I’ve got an entire stack running: three Elasticsearch nodes, a dedicated Kibana node, and a dedicated FSCrawler container. Everything is communicating correctly on the Docker Compose backplane (all the ES nodes know of each other & Kibana sees them all). FSCrawler can access the original files in its container’s bind mount. It correctly indexes text files’ contents. I’ve verified this by running queries for the text files’ contents on a data view based on FSCrawler’s index under Kibana’s Discover page. I get expected results.
However, any PDFs come up as (null) contents. I can see the CPU usage of the FSCrawler container spike — and remain high for several minutes — when it starts running the job on new PDF files. When the job ends and I look at the FSCrawler log, I see error (more accurately, WARN) messages, all of which read:
<REDACTED TIMESTAMP> WARN [f.p.e.c.f.t.TikaDocParser] Failed to extract [5000000] characters of text for <REDACTED FILEPATH>]: Unable to extract PDF content -> Unable to end a page -> TesseractOCRParser timeout
- Note 1: I’ve already increased the indexed character limit to 5 million.
- Note 2: None of my test PDFs are more than 2,500 non-whitespace characters
I’m unclear as to why this containerized Java binary would be timing out.

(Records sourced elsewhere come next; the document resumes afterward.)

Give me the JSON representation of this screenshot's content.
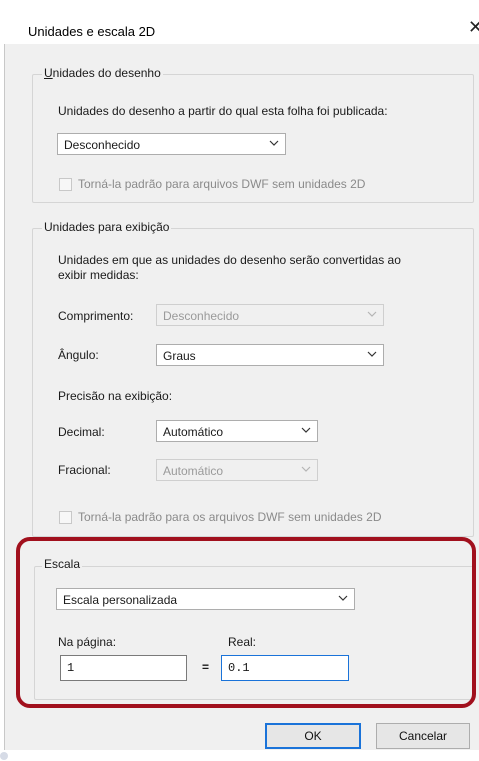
{
  "window": {
    "title": "Unidades e escala 2D",
    "close_glyph": "✕"
  },
  "drawing_units": {
    "legend": "Unidades do desenho",
    "description": "Unidades do desenho a partir do qual esta folha foi publicada:",
    "select_value": "Desconhecido",
    "default_checkbox_label": "Torná-la padrão para arquivos DWF sem unidades 2D",
    "default_checkbox_checked": false
  },
  "display_units": {
    "legend": "Unidades para exibição",
    "description_line1": "Unidades em que as unidades do desenho serão convertidas ao",
    "description_line2": "exibir medidas:",
    "length_label": "Comprimento:",
    "length_value": "Desconhecido",
    "angle_label": "Ângulo:",
    "angle_value": "Graus",
    "precision_label": "Precisão na exibição:",
    "decimal_label": "Decimal:",
    "decimal_value": "Automático",
    "fractional_label": "Fracional:",
    "fractional_value": "Automático",
    "default_checkbox_label": "Torná-la padrão para os arquivos DWF sem unidades 2D",
    "default_checkbox_checked": false
  },
  "scale": {
    "legend": "Escala",
    "select_value": "Escala personalizada",
    "page_label": "Na página:",
    "real_label": "Real:",
    "page_value": "1",
    "equals": "=",
    "real_value": "0.1"
  },
  "buttons": {
    "ok": "OK",
    "cancel": "Cancelar"
  },
  "colors": {
    "highlight": "#a1101d",
    "focus": "#1a73d9"
  }
}
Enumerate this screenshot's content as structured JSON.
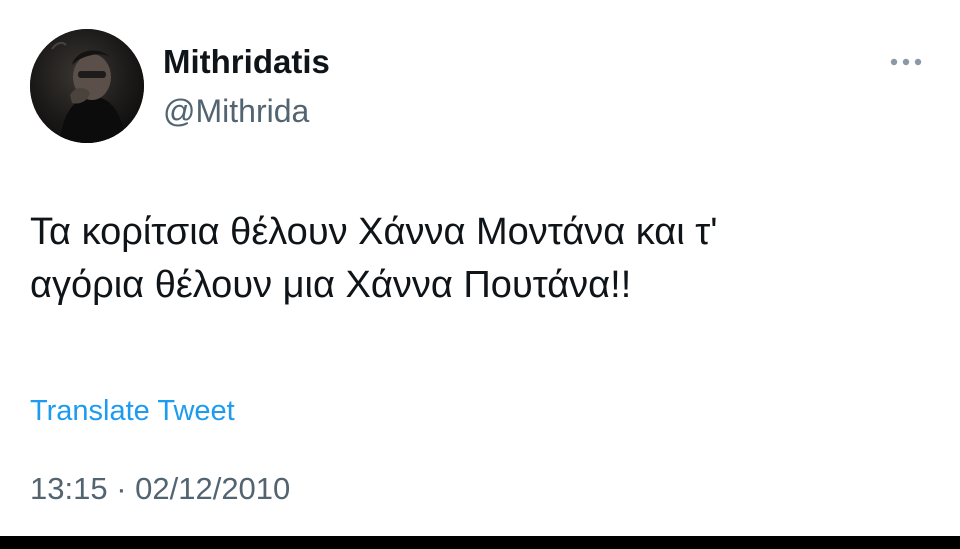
{
  "tweet": {
    "author": {
      "display_name": "Mithridatis",
      "handle": "@Mithrida",
      "avatar_icon": "profile-photo"
    },
    "more_icon": "more-dots-icon",
    "text": "Τα κορίτσια θέλουν Χάννα Μοντάνα και τ'\nαγόρια θέλουν μια Χάννα Πουτάνα!!",
    "translate_label": "Translate Tweet",
    "timestamp": "13:15 · 02/12/2010"
  },
  "colors": {
    "text": "#0f1419",
    "secondary": "#536471",
    "link": "#1d9bf0",
    "background": "#ffffff"
  }
}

FWIW, I’d chosen FSCrawler because I’d seen it in recommendations online for ingesting various document formats from a file system and then automatically generating indices. It especially helps my use case that it handles PDFs off the shelf, has a built-in OCR feature, and can be deployed from official Docker Hub images. It also seems to be under active development with active support.
I would’ve added fscrawler as a tag to this post, but it doesn’t exist & I don’t yet have enough trust to create one. ![]()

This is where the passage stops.